Richard Pryor, David Letterman, Jay Leno, Roseanne Barr, Chris Rock, Jim Carrey and Whoopi Goldberg are just a handful of the big name comics who got their start at Los Angeles’ famed Comedy Store.
Mike Binder was 18 when he first took the stage at the Sunset Strip club. Binder’s biggest success would come much later, in 2001, when he wrote, directed and starred in the HBO comedy series The Mind of the Married Man. But now, in the five-part Showtime documentary, also called The Comedy Store, Binder serves as our tour guide through what is, essentially, the history of comedy since the 1970s.
If Binder and Showtime had waited two more years to release this series, it would mark the 50th anniversary of The Comedy Store, which Mitzi Shore co-founded in 1972. But why wait? The story, in Binder’s hands, is both timely and timeless.
Many of the comics interviewed for this program liken The Comedy Store to a comedy college – but really, it seems more like a comedy high school. There are cliques and teacher’s pets, rebels and delinquents. And in a place where everyone is the class clown, Binder emerges as the veteran comic with an everyman perspective.
When Binder offers his own perspective, talking about “Richie Pryor” — or anybody else he saw working that room — it’s worth hearing. And when he reminisces with everyone from Letterman and Leno to Goldberg and Maron, they open up to him like they’re swapping tales at a high school reunion.

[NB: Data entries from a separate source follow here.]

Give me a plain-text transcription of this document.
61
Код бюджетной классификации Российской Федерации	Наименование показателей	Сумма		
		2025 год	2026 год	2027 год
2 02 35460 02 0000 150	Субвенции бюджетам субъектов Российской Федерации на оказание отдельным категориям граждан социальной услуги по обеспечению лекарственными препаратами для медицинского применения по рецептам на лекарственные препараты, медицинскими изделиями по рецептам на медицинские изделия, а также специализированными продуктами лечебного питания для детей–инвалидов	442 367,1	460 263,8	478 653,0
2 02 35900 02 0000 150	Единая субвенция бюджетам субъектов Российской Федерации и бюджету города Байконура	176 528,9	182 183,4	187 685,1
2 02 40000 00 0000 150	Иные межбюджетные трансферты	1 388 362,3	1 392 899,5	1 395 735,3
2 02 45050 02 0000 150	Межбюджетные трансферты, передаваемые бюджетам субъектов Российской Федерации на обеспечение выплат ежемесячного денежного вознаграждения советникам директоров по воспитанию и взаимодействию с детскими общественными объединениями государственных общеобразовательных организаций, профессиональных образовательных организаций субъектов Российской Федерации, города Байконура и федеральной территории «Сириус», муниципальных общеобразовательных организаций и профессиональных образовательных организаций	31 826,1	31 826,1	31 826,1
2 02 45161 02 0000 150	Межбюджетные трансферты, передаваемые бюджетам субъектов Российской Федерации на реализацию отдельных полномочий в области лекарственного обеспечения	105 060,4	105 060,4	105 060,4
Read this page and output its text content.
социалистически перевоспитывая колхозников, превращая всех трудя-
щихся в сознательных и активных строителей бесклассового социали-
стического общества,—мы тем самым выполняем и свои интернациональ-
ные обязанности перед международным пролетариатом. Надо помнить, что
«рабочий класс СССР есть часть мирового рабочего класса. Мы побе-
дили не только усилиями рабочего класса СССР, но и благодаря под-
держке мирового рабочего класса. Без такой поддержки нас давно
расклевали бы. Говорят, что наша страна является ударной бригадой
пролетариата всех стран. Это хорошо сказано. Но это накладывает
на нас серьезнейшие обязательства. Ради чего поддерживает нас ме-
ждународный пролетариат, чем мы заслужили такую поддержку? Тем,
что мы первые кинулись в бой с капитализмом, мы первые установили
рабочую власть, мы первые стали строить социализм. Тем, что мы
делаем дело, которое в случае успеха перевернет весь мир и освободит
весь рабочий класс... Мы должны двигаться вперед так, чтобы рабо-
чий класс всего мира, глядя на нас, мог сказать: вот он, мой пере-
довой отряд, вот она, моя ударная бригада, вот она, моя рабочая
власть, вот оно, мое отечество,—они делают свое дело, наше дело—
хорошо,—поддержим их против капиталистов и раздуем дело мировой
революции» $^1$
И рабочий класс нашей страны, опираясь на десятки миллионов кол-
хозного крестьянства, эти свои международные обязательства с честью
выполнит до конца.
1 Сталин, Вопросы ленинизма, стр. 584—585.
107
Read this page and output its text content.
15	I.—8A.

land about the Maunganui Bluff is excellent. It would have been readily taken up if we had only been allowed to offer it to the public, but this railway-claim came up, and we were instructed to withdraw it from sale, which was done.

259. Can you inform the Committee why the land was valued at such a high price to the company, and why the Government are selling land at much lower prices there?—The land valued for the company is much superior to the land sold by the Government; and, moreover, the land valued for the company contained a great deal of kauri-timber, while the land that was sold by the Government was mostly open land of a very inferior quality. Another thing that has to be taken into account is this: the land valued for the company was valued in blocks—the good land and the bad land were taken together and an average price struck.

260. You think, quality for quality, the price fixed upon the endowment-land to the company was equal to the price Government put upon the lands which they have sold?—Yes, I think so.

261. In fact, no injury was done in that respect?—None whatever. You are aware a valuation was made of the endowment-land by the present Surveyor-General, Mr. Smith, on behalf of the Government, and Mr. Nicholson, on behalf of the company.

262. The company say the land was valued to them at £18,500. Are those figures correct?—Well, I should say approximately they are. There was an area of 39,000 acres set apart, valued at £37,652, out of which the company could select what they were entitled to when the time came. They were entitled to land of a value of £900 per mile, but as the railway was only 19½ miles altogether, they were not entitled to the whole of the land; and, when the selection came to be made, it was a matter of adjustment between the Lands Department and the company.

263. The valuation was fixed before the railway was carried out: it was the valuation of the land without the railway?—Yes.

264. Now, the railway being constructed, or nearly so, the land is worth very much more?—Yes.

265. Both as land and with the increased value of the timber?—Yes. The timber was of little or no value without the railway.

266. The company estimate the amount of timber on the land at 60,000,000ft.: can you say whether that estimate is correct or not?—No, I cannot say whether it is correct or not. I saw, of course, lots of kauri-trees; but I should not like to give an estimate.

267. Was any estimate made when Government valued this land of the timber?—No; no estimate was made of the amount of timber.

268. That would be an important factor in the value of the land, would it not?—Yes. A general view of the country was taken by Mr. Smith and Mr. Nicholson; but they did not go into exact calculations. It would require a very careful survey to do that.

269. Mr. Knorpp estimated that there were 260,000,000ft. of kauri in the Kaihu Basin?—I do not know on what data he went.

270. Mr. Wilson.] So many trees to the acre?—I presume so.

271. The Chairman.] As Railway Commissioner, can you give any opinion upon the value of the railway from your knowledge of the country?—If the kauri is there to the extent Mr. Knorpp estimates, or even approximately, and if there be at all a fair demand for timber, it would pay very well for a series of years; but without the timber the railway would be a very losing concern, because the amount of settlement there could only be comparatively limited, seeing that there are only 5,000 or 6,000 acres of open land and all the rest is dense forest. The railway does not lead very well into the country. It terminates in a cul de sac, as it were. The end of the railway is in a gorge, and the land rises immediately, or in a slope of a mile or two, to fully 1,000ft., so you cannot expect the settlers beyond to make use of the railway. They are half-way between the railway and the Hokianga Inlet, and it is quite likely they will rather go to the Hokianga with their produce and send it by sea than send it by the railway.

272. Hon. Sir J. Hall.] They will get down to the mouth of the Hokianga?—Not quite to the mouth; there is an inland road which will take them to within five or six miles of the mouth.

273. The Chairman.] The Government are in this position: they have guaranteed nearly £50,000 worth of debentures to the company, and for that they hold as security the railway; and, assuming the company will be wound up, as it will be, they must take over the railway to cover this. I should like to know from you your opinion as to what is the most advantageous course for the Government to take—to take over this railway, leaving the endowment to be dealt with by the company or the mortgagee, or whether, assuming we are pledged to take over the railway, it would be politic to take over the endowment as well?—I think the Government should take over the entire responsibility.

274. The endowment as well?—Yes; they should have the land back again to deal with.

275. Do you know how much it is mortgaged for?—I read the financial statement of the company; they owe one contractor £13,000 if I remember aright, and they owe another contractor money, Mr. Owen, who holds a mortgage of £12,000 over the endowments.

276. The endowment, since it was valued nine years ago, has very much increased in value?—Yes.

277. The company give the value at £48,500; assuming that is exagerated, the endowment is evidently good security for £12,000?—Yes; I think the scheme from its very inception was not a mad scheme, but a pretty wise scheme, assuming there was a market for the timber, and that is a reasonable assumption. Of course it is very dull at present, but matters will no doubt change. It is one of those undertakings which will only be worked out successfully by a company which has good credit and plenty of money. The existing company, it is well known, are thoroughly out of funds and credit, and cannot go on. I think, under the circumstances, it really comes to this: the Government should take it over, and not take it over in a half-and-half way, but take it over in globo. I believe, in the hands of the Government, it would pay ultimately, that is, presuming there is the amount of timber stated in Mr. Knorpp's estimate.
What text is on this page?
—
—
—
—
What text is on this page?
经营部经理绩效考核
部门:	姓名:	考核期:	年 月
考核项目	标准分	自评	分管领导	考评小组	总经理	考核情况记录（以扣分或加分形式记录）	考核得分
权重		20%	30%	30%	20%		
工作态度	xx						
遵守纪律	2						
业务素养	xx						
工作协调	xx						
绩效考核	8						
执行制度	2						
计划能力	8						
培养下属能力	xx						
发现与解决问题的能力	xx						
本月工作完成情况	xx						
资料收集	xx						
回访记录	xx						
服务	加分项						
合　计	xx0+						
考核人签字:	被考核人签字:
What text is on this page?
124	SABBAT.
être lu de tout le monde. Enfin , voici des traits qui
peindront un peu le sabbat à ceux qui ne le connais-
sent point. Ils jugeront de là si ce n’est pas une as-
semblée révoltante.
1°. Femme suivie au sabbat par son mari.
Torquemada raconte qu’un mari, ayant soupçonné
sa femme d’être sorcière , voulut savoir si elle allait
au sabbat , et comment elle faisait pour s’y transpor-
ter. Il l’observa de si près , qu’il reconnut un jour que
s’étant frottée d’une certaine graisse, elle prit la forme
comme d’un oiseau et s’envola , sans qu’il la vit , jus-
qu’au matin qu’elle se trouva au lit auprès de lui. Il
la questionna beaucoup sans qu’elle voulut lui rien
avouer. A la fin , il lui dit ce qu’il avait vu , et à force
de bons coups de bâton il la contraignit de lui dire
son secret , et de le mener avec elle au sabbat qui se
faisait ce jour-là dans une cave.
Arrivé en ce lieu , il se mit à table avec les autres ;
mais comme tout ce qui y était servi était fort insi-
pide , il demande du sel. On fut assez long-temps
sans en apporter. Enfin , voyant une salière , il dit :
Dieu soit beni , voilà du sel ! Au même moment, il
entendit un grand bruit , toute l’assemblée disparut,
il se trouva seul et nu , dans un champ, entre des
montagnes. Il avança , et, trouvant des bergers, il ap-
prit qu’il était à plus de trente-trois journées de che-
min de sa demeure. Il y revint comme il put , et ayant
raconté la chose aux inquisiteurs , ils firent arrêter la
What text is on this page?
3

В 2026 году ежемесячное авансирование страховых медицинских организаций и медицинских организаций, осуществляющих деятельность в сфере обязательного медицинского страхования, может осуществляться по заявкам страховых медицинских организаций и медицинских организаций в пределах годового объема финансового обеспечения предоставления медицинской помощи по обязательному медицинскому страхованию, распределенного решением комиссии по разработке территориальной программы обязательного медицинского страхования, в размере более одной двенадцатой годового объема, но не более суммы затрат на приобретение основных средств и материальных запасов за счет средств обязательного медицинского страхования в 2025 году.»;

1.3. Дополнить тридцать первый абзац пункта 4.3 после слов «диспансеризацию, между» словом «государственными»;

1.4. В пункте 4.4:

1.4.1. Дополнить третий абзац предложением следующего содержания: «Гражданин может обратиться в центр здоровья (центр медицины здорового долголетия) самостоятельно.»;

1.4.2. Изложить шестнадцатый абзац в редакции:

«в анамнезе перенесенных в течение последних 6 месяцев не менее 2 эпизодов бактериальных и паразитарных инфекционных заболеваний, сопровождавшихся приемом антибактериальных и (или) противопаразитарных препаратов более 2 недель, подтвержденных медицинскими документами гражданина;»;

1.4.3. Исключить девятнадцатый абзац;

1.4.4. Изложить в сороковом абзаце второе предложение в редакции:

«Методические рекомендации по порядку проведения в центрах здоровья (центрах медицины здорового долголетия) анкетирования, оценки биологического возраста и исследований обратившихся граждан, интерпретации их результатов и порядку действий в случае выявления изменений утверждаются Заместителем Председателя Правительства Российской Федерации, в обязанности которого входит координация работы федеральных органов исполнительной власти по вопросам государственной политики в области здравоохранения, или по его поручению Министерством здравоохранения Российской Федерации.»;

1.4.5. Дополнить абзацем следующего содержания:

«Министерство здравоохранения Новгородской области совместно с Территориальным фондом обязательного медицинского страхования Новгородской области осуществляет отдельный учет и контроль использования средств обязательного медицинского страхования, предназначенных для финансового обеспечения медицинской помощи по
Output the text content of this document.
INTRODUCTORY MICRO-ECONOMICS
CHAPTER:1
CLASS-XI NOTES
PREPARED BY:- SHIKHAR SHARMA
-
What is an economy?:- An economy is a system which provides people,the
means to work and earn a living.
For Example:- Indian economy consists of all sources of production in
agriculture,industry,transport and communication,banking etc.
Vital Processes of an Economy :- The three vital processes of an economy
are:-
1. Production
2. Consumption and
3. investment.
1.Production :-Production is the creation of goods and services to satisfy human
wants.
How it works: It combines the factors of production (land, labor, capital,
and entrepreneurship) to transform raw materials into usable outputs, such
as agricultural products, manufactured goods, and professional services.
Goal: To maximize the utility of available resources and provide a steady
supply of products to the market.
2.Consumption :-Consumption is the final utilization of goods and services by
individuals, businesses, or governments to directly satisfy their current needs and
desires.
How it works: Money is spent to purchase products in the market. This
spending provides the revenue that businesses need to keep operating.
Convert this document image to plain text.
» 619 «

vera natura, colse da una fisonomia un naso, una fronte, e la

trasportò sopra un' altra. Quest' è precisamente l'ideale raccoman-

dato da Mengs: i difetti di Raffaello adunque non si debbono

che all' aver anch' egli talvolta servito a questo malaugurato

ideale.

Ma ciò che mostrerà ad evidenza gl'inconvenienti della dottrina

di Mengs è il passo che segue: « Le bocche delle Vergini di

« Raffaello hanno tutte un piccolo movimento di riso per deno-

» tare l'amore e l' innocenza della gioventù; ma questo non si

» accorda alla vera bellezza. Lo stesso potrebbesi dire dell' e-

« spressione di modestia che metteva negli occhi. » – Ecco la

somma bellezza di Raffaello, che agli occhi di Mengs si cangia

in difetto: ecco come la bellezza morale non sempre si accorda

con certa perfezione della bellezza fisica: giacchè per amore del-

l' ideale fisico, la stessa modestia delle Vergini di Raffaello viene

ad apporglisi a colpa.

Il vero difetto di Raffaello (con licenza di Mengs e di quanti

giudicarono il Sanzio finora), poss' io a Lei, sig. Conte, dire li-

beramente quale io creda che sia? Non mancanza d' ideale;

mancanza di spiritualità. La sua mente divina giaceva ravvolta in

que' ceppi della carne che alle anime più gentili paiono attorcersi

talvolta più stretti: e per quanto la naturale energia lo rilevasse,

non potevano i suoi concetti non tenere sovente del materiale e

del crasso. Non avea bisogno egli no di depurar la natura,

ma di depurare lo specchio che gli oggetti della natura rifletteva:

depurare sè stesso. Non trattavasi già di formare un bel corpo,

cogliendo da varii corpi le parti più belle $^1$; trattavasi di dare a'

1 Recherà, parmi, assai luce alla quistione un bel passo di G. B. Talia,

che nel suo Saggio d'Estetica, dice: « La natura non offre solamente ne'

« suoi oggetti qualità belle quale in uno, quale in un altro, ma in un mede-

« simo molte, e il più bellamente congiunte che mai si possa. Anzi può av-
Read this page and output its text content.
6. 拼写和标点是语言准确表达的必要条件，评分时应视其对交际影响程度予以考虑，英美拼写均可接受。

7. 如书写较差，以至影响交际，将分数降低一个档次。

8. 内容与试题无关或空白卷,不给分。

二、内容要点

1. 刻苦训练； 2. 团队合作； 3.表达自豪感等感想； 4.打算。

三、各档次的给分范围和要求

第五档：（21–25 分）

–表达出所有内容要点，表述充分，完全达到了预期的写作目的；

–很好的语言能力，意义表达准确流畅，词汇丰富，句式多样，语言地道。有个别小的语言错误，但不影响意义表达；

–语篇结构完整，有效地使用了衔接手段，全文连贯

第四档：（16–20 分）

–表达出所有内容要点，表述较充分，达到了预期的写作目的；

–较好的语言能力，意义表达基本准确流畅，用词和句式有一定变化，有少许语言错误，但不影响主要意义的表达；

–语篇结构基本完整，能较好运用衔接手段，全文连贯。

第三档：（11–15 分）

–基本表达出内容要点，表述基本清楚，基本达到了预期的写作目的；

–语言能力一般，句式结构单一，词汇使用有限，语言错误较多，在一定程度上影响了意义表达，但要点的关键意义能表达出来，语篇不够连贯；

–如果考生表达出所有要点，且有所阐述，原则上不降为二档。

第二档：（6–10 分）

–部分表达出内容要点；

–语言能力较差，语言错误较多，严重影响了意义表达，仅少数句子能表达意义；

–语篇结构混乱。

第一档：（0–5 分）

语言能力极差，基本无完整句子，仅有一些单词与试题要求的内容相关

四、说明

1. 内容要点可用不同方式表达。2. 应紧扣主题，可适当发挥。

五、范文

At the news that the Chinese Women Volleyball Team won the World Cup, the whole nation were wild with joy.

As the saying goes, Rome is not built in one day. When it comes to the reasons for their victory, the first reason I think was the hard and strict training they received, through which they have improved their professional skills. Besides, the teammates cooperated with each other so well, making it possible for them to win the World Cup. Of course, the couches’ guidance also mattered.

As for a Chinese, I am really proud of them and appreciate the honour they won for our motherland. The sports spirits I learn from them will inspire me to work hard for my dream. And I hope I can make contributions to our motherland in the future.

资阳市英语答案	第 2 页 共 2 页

There’s lots of talk about — and vocal imitations of — Shore, who began running the club solo in 1974, and stayed involved until her death two years ago.
Not all the stories are happy ones. Even though this documentary has the cooperation of the Shore family, it’s honest and unblinking enough to tackle the darker times: The death of young comic Freddie Prinze; the time many of the comics, including Letterman, went on strike to demand they get paid for their appearances on stage. And the comics, talking openly with Binder, are very candid, telling stories about Mitzi that are anything but flattering.
But this Comedy Store series is more than just a history of the club. It’s also a history of modern comedy — how Johnny Carson and TV sitcoms changed the landscape, as did the advent of cable TV and comedy specials. And how acts like Pryor really pushed the envelope.
Best of all, this documentary is the story of the evolution of dozens of individual comics. There’s a lot of talk about process, and daring to fail. And what’s obvious from watching is that stand-up comics have a tendency to remember bits from other comics’ acts that even the people who performed them have long forgotten. But thanks to home movies and other archive footage, we get to witness those bits, too.
This documentary contains plenty of laughs to make it very entertaining. But it also says a lot about fame, about the drive to succeed, and about both competition and friendship. Such topics as sexism and racism are addressed frankly also. In putting this all together, Binder has access to a seemingly endless stack of candid photos taken at the club, and uses them very well. He also folds in some very specific music choices on the soundtrack, ending each episode on one emotional peak or another.
In its five installments, The Comedy Store shows that comedy is serious business. But as examined here, it’s also very inspirational and heartwarming — and very, very funny.